O art. 84, § 2º, do EPD, prevê que “é facultado à pessoa com deficiência a adoção de processo de tomada de decisão apoiada”. Esse instituto foi inserido no CC pelo EPD, especificamente no art. 1783-A, passando a conviver ao lado da curatela e da tutela.

Define-se como um processo judicial, iniciado pela própria pessoa com deficiência, pelo qual elegerá ao menos 2 (duas) pessoas idôneas, com as quais mantenha vínculos e que gozem de sua confiança, para prestar-lhe apoio na tomada de decisão sobre atos da vida civil, fornecendo-lhes os elementos e informações necessários para que possa exercer sua capacidade, de modo a permitir a realização de atos válidos.

Nesse caso, o apoiador e a pessoa com deficiência, conjuntamente, já apresentarão um termo contendo os limites do apoio que será prestado, o prazo e o detalhamento do apoio, prestigiando-se sempre a vontade do apoiado. Caso haja divergência entre os apoiadores e o apoiado, e havendo simples risco de prejuízo na realização do negócio jurídico, caberá ao juiz resolvê-la.

Como forma de proteção do interesse da pessoa com deficiência, será obrigatoriamente ouvido o MP, o próprio requerente e uma equipe multidisciplinar. E o MP, provocado pelo apoiado, poderá requerer a destituição e substituição do apoiador, uma vez demonstrada uma atuação inadequada e incompatível com os seus deveres. Tal apoiador terá o dever de prestar contas, nos moldes da curatela, cujas regras são aplicáveis por analogia legal.

  1. CONCLUSÃO

Como dito no início destas reflexões, partiu-se de uma incontestável premissa dogmática adotada pelo Egrégio STJ, no RESP 1.927.423, qual seja a de que não existe nulidade ou anulabilidade – espécies do gênero invalidade – sem que haja uma previsão legal sancionando um determinado fato jurídico, em relação ao objeto ou ao sujeito do ato jurídico.

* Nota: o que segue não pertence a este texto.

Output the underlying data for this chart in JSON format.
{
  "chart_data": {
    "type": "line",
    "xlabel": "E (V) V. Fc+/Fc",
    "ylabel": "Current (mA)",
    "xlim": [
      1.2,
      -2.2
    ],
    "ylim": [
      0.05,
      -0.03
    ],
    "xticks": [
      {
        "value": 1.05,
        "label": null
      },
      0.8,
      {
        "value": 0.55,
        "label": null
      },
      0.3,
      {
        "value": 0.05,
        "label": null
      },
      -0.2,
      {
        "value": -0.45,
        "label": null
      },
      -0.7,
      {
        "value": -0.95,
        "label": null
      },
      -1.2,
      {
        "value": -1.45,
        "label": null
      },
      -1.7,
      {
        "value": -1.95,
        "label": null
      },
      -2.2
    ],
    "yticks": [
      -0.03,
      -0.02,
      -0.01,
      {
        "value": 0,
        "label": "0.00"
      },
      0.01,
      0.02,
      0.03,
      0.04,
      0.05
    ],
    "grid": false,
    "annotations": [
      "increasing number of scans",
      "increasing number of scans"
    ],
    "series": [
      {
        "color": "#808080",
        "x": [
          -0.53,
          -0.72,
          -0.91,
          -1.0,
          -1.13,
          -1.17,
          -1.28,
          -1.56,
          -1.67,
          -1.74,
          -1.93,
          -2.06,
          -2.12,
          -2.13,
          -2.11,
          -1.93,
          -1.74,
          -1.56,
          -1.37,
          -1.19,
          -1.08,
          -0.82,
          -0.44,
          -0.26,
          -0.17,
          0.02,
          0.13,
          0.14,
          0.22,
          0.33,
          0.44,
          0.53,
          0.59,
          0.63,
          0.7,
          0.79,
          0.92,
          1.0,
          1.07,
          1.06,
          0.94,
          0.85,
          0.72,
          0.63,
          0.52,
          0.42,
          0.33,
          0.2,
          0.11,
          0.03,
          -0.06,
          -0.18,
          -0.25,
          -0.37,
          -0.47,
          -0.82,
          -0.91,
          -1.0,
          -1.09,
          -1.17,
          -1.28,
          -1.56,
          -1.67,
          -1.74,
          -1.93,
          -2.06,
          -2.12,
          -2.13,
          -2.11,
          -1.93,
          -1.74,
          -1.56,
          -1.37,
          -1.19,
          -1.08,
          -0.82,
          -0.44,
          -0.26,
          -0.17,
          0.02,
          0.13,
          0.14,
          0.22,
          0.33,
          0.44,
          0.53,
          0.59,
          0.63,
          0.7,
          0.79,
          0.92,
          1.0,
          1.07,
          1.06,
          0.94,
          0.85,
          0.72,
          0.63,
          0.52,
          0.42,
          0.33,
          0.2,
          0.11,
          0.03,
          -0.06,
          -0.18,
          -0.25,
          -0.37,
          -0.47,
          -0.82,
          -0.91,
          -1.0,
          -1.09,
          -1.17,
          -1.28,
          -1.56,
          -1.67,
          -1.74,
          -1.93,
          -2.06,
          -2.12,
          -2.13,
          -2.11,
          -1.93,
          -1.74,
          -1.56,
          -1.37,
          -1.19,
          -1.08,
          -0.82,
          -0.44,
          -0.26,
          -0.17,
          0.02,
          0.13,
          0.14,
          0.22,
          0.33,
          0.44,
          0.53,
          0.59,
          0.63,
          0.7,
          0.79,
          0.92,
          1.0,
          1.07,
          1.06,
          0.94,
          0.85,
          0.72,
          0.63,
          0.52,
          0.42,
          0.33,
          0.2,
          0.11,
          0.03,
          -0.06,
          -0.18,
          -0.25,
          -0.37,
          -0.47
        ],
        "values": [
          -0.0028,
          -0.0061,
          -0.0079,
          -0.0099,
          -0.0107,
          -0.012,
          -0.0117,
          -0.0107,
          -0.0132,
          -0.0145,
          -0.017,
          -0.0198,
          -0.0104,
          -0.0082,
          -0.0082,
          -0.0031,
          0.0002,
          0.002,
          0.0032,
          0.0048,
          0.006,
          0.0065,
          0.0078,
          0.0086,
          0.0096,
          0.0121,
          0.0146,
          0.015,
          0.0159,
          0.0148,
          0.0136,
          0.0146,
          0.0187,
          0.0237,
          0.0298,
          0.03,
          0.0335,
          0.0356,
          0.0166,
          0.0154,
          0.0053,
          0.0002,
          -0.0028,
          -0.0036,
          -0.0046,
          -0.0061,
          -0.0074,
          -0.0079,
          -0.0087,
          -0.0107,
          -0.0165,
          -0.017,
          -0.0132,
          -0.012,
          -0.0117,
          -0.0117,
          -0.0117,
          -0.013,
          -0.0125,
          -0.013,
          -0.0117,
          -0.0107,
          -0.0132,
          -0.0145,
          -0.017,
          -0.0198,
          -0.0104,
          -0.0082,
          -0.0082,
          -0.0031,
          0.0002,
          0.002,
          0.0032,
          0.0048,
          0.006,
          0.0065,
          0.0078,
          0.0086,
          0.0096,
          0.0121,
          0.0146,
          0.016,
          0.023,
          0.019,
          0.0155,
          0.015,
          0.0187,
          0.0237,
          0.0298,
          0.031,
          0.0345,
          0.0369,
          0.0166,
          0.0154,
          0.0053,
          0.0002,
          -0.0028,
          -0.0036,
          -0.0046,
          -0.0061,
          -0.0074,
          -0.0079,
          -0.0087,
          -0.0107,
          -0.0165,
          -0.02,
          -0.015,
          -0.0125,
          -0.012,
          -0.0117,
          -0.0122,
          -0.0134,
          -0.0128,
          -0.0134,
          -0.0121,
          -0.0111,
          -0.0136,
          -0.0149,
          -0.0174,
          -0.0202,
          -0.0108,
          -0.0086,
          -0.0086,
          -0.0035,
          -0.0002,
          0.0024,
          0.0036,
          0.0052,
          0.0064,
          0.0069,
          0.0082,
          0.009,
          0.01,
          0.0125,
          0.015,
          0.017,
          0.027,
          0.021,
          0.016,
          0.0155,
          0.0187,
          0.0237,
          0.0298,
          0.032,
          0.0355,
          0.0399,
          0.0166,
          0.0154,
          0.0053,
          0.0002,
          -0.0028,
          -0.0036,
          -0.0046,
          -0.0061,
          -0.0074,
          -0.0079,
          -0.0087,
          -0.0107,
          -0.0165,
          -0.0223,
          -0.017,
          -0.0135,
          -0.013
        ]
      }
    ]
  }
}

Muito embora o art. 3º do Código Civil, com a redação dada pela Lei 13.146/2015, realmente preveja, tão somente, a hipótese do menor de 16 anos como causa de incapacidade, é preciso reconhecer o caráter exemplificativo desse dispositivo, a possibilitar a existência de outras hipóteses de incapacidade, desde que previstas em Lei Federal.

É o que estabelece o art. 84 do EPD, ao adotar a regra geral da capacidade em seu caput – afinal, sempre ensinou a doutrina civil que a capacidade se presume e a incapacidade deve ser demonstrada – e prever a possibilidade de curatela em seu § 1º, em circunstâncias minuciosamente descritas e que precisam forçosamente serem provadas em juízo, com a participação diligente do Ministério Público.

Porém, uma vez demonstradas, reconhece-se a incongruência de se reconhecer a curatela de pessoas capazes, pois esse instituto possui como função suprir a incapacidade, de modo que possa a pessoa desprovida de condições de conduzir-se por si só estabelecer uma atuação indireta – incapacidade absoluta, sendo representada – ou uma atuação direta – incapacidade relativa, sendo assistida.

Esse raciocínio, pelo que se acredita, conforma a interpretação do art. 84 do EPD não apenas com a coerência que o sistema deve preservar, mas, acima de tudo, com a  promoção do princípio da dignidade da pessoa humana em sua função concreta e não meramente retórica, considerando que não se pode reconhecer o exercício de atos de autonomia para aqueles que, lamentavelmente, não possuem condições de discernimento.

Notas:

1 Decisão unânime tomada pela 3ª Turma, sendo o recurso relatado pelo talentoso Min. Marco Aurélio Belizze.

Palavras Chaves

Incapacidade absoluta. Deficiência. Possibilidade.